Benchmarks
==========

All benchmarks were run on an Intel Xeon Gold 6234 (8 physical cores, 16 logical
processors via HyperThreading) under WSL2.  Example data shipped with the package
was used throughout: the IVUS rest/stress pullbacks for the step-size benchmark
and the OCT pullback (280 frames) for the parallelization benchmark.

.. _benchmark-algorithm:

1. Algorithmic improvement: bruteforce vs. optimized
-----------------------------------------------------

The optimized alignment algorithm uses a coarse-to-fine hierarchical search
instead of evaluating every candidate angle exhaustively.  The effect is small
at coarse step sizes (few angles to evaluate) but grows rapidly as the step size
decreases, because the number of candidate angles scales as
:math:`n = 2 \times \text{range} / \text{step}`.

**Test setup** — ``from_file_full`` on the IVUS rest/stress example data,
``range_rotation_deg = 90°``, ``write_obj = False``, ``smooth = False``,
``postprocessing = False``.  Three repetitions per condition; median wall time
reported.

.. figure:: ../benchmarks/results/bruteforce_stepsize.png
   :name: fig-benchmark-stepsize
   :alt: Bruteforce vs. optimized alignment wall time and speedup across step sizes
   :align: center
   :width: 900px

   Wall time (left, log-log) and speedup factor (right) of the optimized
   algorithm over bruteforce as a function of the rotation step size.
   The O(n) reference line confirms the linear scaling of bruteforce with the
   number of candidate angles; the optimized search is sub-linear.

At step sizes of 1° and above the difference is modest (< 2x).  Below 1° the
gap widens substantially: at **0.1°** the optimized algorithm is **5.5x faster**
and at **0.05°** the advantage grows to **10.3x** (6.25 s vs. 64.4 s).  This is
the practically relevant regime: fine step sizes are required for high-accuracy
alignment of OCT data and dense IVUS pullbacks.

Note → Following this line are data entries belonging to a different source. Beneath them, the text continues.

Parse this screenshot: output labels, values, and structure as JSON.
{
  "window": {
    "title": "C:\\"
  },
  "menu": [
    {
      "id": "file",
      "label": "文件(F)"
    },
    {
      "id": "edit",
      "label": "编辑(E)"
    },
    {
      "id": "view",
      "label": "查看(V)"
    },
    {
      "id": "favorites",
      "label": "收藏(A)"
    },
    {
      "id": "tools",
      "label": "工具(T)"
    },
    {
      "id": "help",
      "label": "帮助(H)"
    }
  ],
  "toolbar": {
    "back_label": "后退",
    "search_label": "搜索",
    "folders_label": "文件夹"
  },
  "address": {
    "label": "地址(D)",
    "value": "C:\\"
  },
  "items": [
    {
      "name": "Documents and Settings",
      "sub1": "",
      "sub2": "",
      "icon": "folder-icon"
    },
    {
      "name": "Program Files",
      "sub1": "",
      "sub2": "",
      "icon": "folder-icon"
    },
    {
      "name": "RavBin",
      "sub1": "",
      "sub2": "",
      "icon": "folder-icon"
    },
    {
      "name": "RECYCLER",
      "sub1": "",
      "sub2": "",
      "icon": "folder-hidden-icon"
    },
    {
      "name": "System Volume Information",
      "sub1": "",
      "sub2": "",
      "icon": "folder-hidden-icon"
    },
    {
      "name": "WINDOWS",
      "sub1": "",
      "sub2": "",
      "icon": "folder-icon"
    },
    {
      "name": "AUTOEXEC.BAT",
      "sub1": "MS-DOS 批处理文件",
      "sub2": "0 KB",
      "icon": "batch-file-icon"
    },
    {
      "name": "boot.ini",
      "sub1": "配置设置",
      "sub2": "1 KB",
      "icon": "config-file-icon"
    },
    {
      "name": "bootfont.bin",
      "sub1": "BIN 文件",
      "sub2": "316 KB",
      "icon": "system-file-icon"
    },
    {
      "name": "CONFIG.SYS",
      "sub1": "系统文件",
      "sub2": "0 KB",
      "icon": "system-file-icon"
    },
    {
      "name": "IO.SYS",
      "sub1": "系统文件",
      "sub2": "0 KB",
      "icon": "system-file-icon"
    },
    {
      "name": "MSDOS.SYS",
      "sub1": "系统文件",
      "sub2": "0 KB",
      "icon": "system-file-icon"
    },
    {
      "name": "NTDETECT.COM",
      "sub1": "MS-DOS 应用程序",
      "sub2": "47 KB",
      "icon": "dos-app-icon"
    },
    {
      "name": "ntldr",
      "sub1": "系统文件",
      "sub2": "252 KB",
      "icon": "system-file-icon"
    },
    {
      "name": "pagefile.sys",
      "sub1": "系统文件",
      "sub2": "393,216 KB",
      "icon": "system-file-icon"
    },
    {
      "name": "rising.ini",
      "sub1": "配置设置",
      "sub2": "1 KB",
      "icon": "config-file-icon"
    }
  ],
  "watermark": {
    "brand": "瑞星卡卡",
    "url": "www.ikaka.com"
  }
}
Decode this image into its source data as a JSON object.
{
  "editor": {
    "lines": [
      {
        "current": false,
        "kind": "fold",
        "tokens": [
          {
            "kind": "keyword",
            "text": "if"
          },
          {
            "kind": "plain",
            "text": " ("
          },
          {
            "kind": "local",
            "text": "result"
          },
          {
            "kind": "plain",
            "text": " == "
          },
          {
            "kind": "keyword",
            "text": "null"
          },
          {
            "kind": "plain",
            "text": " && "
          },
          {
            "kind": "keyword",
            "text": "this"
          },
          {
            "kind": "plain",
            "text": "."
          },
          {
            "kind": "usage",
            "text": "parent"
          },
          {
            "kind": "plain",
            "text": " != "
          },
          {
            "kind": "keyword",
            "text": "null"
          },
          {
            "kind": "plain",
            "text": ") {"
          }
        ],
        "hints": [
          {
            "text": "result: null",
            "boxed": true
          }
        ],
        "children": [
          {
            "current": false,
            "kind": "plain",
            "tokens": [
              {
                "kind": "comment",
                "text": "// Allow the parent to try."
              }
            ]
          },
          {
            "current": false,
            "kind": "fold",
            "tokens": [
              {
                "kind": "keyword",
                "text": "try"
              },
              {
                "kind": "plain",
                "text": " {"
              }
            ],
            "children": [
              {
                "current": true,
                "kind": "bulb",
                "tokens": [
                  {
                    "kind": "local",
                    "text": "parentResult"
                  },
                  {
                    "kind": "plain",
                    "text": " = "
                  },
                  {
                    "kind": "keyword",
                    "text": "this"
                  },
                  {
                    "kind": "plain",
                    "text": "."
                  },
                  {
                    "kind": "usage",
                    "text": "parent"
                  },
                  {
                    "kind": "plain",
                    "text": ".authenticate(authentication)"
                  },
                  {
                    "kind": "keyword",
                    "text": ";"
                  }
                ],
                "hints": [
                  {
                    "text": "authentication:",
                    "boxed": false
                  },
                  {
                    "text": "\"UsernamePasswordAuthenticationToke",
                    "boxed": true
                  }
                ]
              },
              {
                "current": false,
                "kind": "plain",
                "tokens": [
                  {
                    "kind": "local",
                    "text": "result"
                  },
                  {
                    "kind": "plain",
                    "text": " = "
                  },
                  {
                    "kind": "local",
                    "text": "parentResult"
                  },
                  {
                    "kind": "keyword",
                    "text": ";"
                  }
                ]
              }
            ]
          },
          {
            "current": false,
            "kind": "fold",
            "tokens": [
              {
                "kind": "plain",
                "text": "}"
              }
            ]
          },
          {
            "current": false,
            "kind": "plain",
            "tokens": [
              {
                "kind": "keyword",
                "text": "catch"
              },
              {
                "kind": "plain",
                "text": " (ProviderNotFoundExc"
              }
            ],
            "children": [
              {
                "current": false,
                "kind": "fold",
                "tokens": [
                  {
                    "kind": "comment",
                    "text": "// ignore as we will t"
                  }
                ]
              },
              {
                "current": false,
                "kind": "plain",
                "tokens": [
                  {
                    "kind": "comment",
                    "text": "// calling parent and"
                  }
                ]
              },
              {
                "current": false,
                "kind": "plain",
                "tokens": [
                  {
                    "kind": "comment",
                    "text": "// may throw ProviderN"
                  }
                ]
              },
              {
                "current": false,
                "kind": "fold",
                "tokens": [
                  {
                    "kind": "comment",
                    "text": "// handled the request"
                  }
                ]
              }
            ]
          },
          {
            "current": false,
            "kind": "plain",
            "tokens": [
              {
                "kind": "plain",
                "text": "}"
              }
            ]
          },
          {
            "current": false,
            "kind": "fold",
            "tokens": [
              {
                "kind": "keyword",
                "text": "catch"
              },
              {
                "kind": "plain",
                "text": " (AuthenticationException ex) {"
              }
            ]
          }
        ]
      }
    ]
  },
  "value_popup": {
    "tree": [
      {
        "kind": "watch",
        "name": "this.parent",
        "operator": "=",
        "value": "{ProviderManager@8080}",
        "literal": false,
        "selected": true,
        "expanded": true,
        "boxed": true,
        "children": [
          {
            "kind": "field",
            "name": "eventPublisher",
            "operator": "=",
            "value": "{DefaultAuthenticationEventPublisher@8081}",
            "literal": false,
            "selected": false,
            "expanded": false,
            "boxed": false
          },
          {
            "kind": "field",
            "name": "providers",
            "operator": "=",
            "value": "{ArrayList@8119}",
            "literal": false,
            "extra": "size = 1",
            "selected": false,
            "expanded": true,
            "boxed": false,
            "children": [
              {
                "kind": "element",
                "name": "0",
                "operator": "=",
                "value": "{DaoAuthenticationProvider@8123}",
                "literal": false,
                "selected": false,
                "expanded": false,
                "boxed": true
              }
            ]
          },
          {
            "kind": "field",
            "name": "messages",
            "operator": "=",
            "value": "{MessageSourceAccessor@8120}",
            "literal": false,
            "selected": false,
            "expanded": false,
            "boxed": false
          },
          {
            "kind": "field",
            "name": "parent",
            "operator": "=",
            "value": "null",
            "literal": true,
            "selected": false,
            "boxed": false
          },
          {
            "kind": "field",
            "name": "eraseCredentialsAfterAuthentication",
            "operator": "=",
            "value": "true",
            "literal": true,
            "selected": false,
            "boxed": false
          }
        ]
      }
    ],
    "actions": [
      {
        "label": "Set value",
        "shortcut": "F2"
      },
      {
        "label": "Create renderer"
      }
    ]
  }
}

.. _benchmark-parallelization:

2. parallelization scaling
--------------------------

The second benchmark tests how much additional speed is gained by increasing
the number of CPU cores, using ``from_array_single`` on the OCT dataset
(280 frames, ``step_rotation_deg = 0.01°``, ``range_rotation_deg = 6°``).
Each core count was run in a fresh subprocess so that rayon's global thread
pool re-initialises from ``RAYON_NUM_THREADS``.

.. list-table:: Median wall time (s) across CPU core counts
   :header-rows: 1
   :widths: 12 20 20 18 18

   * - Cores
     - Bruteforce (s)
     - optimized (s)
     - Alg. speedup
     - Core scaling (opt.)
   * - 2
     - 92.36
     - 10.08
     - 9.2x
     - 1.00x (baseline)
   * - 4
     - 46.78
     - 5.56
     - 8.4x
     - 1.81x
   * - 8
     - 24.27
     - 3.49
     - 7.0x
     - 2.89x
   * - 12
     - 16.74
     - 2.64
     - 6.3x
     - 3.82x
   * - 16
     - 14.15
     - 2.40
     - 5.9x
     - 4.20x

.. figure:: ../benchmarks/results/cpu_scaling.png
   :name: fig-benchmark-cpuscaling
   :alt: Bruteforce vs. optimized alignment speedup across differnet cpu cores
   :align: center
   :width: 900px

**Key observations**

* Parallelizing the angle search inside ``search_range`` (rather than the
  point-rotation loop) provides enough rayon tasks per frame to utilise cores
  effectively: bruteforce scales **6.5x** from 2 to 16 cores, optimized
  scales **4.2x** — both close to practical expectations under Amdahl's law
  given the sequential frame-dependency chain.

* The previous 8-core anomaly (WSL2 HyperThreading interference) has
  disappeared.  With hundreds of angle-evaluation tasks per frame, rayon
  keeps all workers busy and the idle HT sibling effect is negligible.

* The optimized algorithm remains **5.9-9.2x faster** than bruteforce at
  every core count, with the gap slightly narrowing at higher core counts
  because bruteforce has more angles to parallelize and therefore scales
  more aggressively.

* The two gains **compound**: relative to bruteforce at 2 cores (92.4 s),
  the optimized algorithm at 16 cores (2.40 s) achieves a combined
  **38.5x speedup** — roughly 9x from the algorithm and 4x from parallelization.

**Conclusion** — algorithm choice and hardware scaling are now both meaningful
levers.  For the best achievable throughput, use the optimized algorithm on as
many cores as available; for rapid prototyping where accuracy matters less,
coarser step sizes reduce runtime regardless of core count.